Python in Excel: Round-Tripping Gotchas

Python is a full-blown programming language and so supports a rich variety of datatypes.
So what happens when you move data from Excel to Python and back to Excel (Round-Trip)?

Excel Datatypes

It is important to distinguish between formatted Excel values (what Excel shows you on the screen) and what the underlying value is that Excel formulas work with. These are the underlying value types (ignoring the new Rich datatypes).

  • Empty Cells
  • Floating point numbers
  • Text/Strings
  • Boolean
  • Error

Dates, times and datetimes are held in Excel as floating point numbers where the integer part represents the date as the number of days since January 1 1900, and the decimal part represents a fraction of 24 hours. These floating point numbers get converted to Dates and Times by the chosen formatting.
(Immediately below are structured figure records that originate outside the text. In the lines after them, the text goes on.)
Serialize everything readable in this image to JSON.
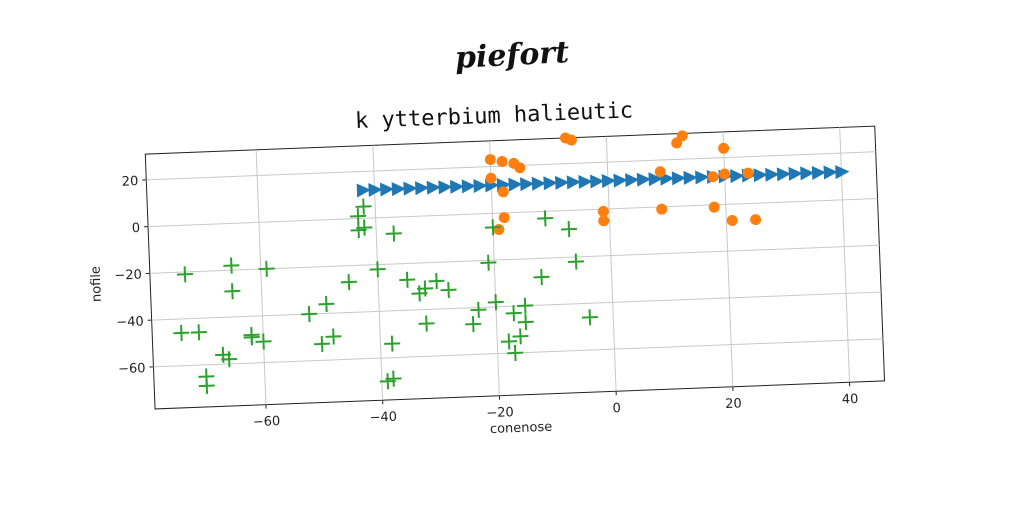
{
  "suptitle": "piefort",
  "chart_data": {
    "type": "scatter",
    "title": "k ytterbium halieutic",
    "xlabel": "conenose",
    "ylabel": "nofile",
    "xlim": [
      -79,
      46
    ],
    "ylim": [
      -78,
      31
    ],
    "xticks": [
      -60,
      -40,
      -20,
      0,
      20,
      40
    ],
    "yticks": [
      20,
      0,
      -20,
      -40,
      -60
    ],
    "grid": true,
    "series": [
      {
        "marker": "triangle-right",
        "color": "#1f77b4",
        "x": [
          -42,
          -40,
          -38,
          -36,
          -34,
          -32,
          -30,
          -28,
          -26,
          -24,
          -22,
          -20,
          -18,
          -16,
          -14,
          -12,
          -10,
          -8,
          -6,
          -4,
          -2,
          0,
          2,
          4,
          6,
          8,
          10,
          12,
          14,
          16,
          18,
          20,
          22,
          24,
          26,
          28,
          30,
          32,
          34,
          36,
          38,
          40
        ],
        "y": [
          12,
          12,
          12,
          12,
          12,
          12,
          12,
          12,
          12,
          12,
          12,
          12,
          12,
          12,
          12,
          12,
          12,
          12,
          12,
          12,
          12,
          12,
          12,
          12,
          12,
          12,
          12,
          12,
          12,
          12,
          12,
          12,
          12,
          12,
          12,
          12,
          12,
          12,
          12,
          12,
          12,
          12
        ]
      },
      {
        "marker": "circle",
        "color": "#ff7f0e",
        "x": [
          -20,
          -18,
          -16,
          -15,
          -18,
          -20,
          -18,
          -19,
          -7,
          -6,
          -1,
          -1,
          9,
          9,
          12,
          13,
          18,
          18,
          20,
          20,
          21,
          24,
          25
        ],
        "y": [
          23,
          22,
          21,
          19,
          9,
          15,
          -2,
          -7,
          31,
          30,
          -1,
          -5,
          15,
          -1,
          27,
          30,
          12,
          -1,
          24,
          13,
          -7,
          13,
          -7
        ]
      },
      {
        "marker": "plus",
        "color": "#2ca02c",
        "x": [
          -73,
          -74,
          -71,
          -70,
          -70,
          -67,
          -66,
          -65,
          -65,
          -62,
          -62,
          -60,
          -59,
          -52,
          -50,
          -49,
          -48,
          -45,
          -43,
          -43,
          -42,
          -42,
          -40,
          -39,
          -38,
          -38,
          -37,
          -35,
          -33,
          -32,
          -32,
          -30,
          -28,
          -24,
          -23,
          -21,
          -20,
          -20,
          -18,
          -17,
          -17,
          -16,
          -15,
          -15,
          -12,
          -11,
          -7,
          -6,
          -4
        ],
        "y": [
          -21,
          -46,
          -46,
          -65,
          -69,
          -56,
          -58,
          -18,
          -29,
          -48,
          -49,
          -51,
          -20,
          -40,
          -53,
          -36,
          -50,
          -27,
          1,
          -5,
          -4,
          5,
          -22,
          -70,
          -69,
          -54,
          -7,
          -27,
          -33,
          -31,
          -46,
          -28,
          -32,
          -47,
          -41,
          -21,
          -6,
          -38,
          -55,
          -60,
          -43,
          -53,
          -40,
          -47,
          -28,
          -3,
          -8,
          -22,
          -46
        ]
      }
    ]
  }
}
Floating point numbers may also be formatted as

  • Currency
  • Percentage
  • Fraction
  • Scientific
  • Different number of decimals
  • With thousands separators
  • Integers

Excel Tables are composed of basic Excel datatypes with some additional metadata to enable things like structured referencing.

Converting Excel Datatypes to Python Datatypes and Back to Excel

These examples show formatted Excel values converted to Python Objects and Types and then the Python objects are converted back to Excel values.
Most of these examples are self-explanatory and behave as expected.

1 The Excel value is a floating point number but gets converted to a Python Integer then back to a float.
3 The Excel value is a float but formatted as Text. Python ignores the formatting so it becomes a float.
4,5 Python ignores the Currency and Percentage Excel formatting.
7 Python does not have an Excel Error datatype.
8 Excel empty cells get converted to Python type None, which then returns to Excel as zero.

The problem case is cells formatted as Excel Dates and Times. These get converted to Python DateTime/Time objects and when returned to Excel the dates have lost the decimal part and the times have lost the integer part.

This breaks Excel rules: Formatting should not change Excel values.

And changing formatting does not trigger a recalculation, so changing the format to a Date/Time or from a Date/Time will not change the corresponding Python values.

Joe McDaid points out that if you format the cell as Date & Time as in example 14 round-tripping works correctly, but I still don’t like it.

Excel Tables

Excel Tables get converted to Python Dataframes and returned as spilled arrays:

Conclusion

Round-tripping data between Excel and Python looks mostly OK.
There are some potential gotchas with empty cells, Excel errors etc. but a significant gotcha with Excel Date and Time formatted cells. This looks wrong from an Excel point of view.

I think some additional method is needed to be able to pass Date/Times to Python as floating point numbers.